The Midlands is not necessarily considered a hot spot for golf courses but Beau Desert Golf Club is one of the few exceptions.
This is the Marquess of Anglesey’s golf course. He commissioned Herbert Fowler to design it and in 1913, Fowler completed the job. The golf club was formed seven years later, affording the poor Marquess some tax benefits and some income from the lease.
“About twenty-five miles away from Birmingham, near Hednesford, is Beaudesert, which Mr. Herbert Fowler originally laid out for Lord Anglesey. Here might be one of the very best courses,” wrote Bernard Darwin in The Golf Courses of Great Britain, “for the turf is excellent and there is a flavour of Gleneagles about it. It stands high and is pleasanter in hot weather than cold, for the wind can blow there with penetrating shrewdness.”
Beau Desert, or “Beautiful Wilderness”, is an unusual name for a golf course, especially for a course located in such a manicured landscape. The land once formed part of the Marquess’s Beaudesert Estate. Once upon a time, the area may well have been wild and woolly, but it isn’t anymore. These days acres of woodland frame this heathland course.
It’s certainly not a long course, measuring 6,485 yards from the tips, but it’s narrow, requiring accuracy from the tee. The greens are quite large, especially the 18th, and they are full of wicked borrows, so expect a few three putts. Additionally, the holes are varied and memorable. Beau Desert is no pushover; on numerous occasions it has hosted Open Championship qualifying rounds.
One of the treats at Beau Desert is that you play most holes in splendid isolation; you can lose yourself in the trees here. If you take Beau Desert alongside Whittington Heath and Little Aston, you will experience three of middle England's best inland courses.
Commissioned by the Marquess of Anglesey whose family was gifted the land by Henry VIII shortly after the dissolution of the monasteries in 1551, it is thought the course cost some £18,000 to construct. For sure this was a huge sum of money, but not beyond the means of Charles Henry Alexander Paget who was one of the wealthiest men in Britain. Evidently, the Marquess was satisfied with the course for once Beau Desert was completed in 1913 Fowler was commissioned to design Bull Bay in Anglesey, not far from Plas Newydd, the main family residence of the Pagets.

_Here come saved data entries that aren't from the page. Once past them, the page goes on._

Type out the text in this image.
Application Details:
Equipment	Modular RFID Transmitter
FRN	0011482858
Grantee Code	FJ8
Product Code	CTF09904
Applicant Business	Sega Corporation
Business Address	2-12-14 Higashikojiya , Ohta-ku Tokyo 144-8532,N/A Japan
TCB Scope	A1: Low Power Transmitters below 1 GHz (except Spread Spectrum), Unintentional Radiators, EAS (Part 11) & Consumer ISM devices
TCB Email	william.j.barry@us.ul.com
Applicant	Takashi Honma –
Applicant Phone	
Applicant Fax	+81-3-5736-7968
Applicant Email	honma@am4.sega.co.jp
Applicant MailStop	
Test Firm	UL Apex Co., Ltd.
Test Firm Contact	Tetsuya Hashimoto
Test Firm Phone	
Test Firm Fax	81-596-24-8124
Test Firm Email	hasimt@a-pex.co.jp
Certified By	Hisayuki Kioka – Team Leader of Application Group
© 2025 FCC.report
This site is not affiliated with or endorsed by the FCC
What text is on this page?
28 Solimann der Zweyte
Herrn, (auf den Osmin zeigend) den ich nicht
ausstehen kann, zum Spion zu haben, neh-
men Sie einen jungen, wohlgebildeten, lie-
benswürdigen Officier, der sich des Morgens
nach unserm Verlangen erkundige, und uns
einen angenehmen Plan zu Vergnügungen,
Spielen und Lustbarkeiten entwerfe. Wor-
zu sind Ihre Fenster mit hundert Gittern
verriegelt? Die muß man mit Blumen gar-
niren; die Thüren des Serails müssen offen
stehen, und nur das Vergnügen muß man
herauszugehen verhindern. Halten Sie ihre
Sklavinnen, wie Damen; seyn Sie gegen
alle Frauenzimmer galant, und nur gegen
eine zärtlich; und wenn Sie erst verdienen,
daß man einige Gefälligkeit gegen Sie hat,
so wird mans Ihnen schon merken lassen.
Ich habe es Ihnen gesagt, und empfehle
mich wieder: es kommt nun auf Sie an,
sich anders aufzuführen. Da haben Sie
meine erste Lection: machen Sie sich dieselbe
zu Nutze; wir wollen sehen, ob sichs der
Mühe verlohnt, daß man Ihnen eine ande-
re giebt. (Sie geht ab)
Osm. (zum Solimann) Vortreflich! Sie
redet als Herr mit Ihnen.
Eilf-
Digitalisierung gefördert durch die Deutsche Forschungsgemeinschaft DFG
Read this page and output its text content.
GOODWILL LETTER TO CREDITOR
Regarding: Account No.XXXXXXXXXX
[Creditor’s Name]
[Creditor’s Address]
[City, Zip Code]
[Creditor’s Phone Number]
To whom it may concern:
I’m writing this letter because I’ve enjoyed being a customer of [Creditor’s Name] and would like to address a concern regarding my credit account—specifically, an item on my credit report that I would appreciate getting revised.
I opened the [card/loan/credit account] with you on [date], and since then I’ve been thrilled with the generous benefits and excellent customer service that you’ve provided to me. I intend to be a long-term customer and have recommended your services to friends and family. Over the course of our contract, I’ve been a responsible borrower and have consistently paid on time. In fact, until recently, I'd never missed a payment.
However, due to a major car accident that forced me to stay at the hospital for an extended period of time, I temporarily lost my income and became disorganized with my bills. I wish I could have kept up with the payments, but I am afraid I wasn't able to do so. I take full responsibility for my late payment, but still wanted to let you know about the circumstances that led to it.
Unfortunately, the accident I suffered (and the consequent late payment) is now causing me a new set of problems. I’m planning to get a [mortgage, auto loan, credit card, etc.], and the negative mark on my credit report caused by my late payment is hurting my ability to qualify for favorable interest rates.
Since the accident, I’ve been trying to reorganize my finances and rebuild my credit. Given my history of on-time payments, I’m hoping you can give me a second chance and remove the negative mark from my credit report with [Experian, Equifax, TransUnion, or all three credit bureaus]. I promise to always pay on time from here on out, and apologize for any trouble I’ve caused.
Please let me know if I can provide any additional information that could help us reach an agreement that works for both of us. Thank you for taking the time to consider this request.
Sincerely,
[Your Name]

Beau Desert sits at over 700 feet on Cannock Chase, land that at one time was a royal hunting forest then used as a hunting ground for the Bishop of Coventry and Lichfield. The Bishop created a deer park and hunting lodge named Beaudesert, Norman French meaning beautiful and lonely place. The course was eventually bought at auction by the club in 1932 for £4000 despite there being a mandate to bid up to £2500. It is rumoured the two agents were in their cups after a luxurious lunch and bid against each other! A heavy tax burden led the Marquess to eventually knock the price down to £2400 and the completion of the sale of the land was finalized in 1936.
Despite original representations to the Forestry Commission insisting that trees should not come within 30 yards of the fairways, Beau Desert is today a heavily treed course. The lower reaches of the Chase were extensively mined and the trees served to block the views of industry. Unwittingly, this program of tree planting destroyed several thousand acres of heathland which the Forestry Commission is now partially re-establishing. Due to the mining, subsidence has been a continual worry of the club. “Unruly" greens and the occasional hollow appearing uninvited prompted the club to call in golf architect FW Hawtree. His plan to tame some greens was never fully carried out because the members feared continued subsidence would negate their efforts.
A glance at the card reveals how the relative shortness of the course is balanced by a par of 70. This sort of configuration was common for courses built 75 or 100 years ago in the UK and many of today’s flat bellies believe that a course of just over 6300 yards as not much more than a pitch and a putt. However, the long game is tested with three par 4s that are drivable, four par 4s which often require a long club approach and the two par 5s which are reachable in two shots. The R&A appreciate the merits of Beau Desert for competition and used the course for regional Open qualifying seventeen years on the trot.
Among an assortment of fine essays in design, one in particular, the fifth, should surely be considered among the great holes in England. The downhill drive swings hard left and back up a distant hill. There is a distinct advantage to hugging the inside of the dogleg for it helps in avoiding the sentinel in the form of a rough clad mound short and right of the green. For those failing to find the fairway off the tee, a large sand pit awaits some fifty yards below the narrow green which is low on the ends and high in the middle. Some days this hole can befuddle and even enrage golfers, but it never fails to engage us.
There can be little doubt that Beau Desert is one of the very finest courses in the Midlands. Bernard Darwin heaped praise on the course; "Here might be one of the very best of courses for the turf is excellent and there is a flavour of Gleneagles about it. It stands high and is pleasanter in hot weather than cold, for the wind can blow there with penetrating shrewdness." If one is intrigued enough to visit Beau Desert, be sure to look at the many photos in the clubhouse which highlight what the course looked like when Darwin wrote the above words - absolutely magnificent.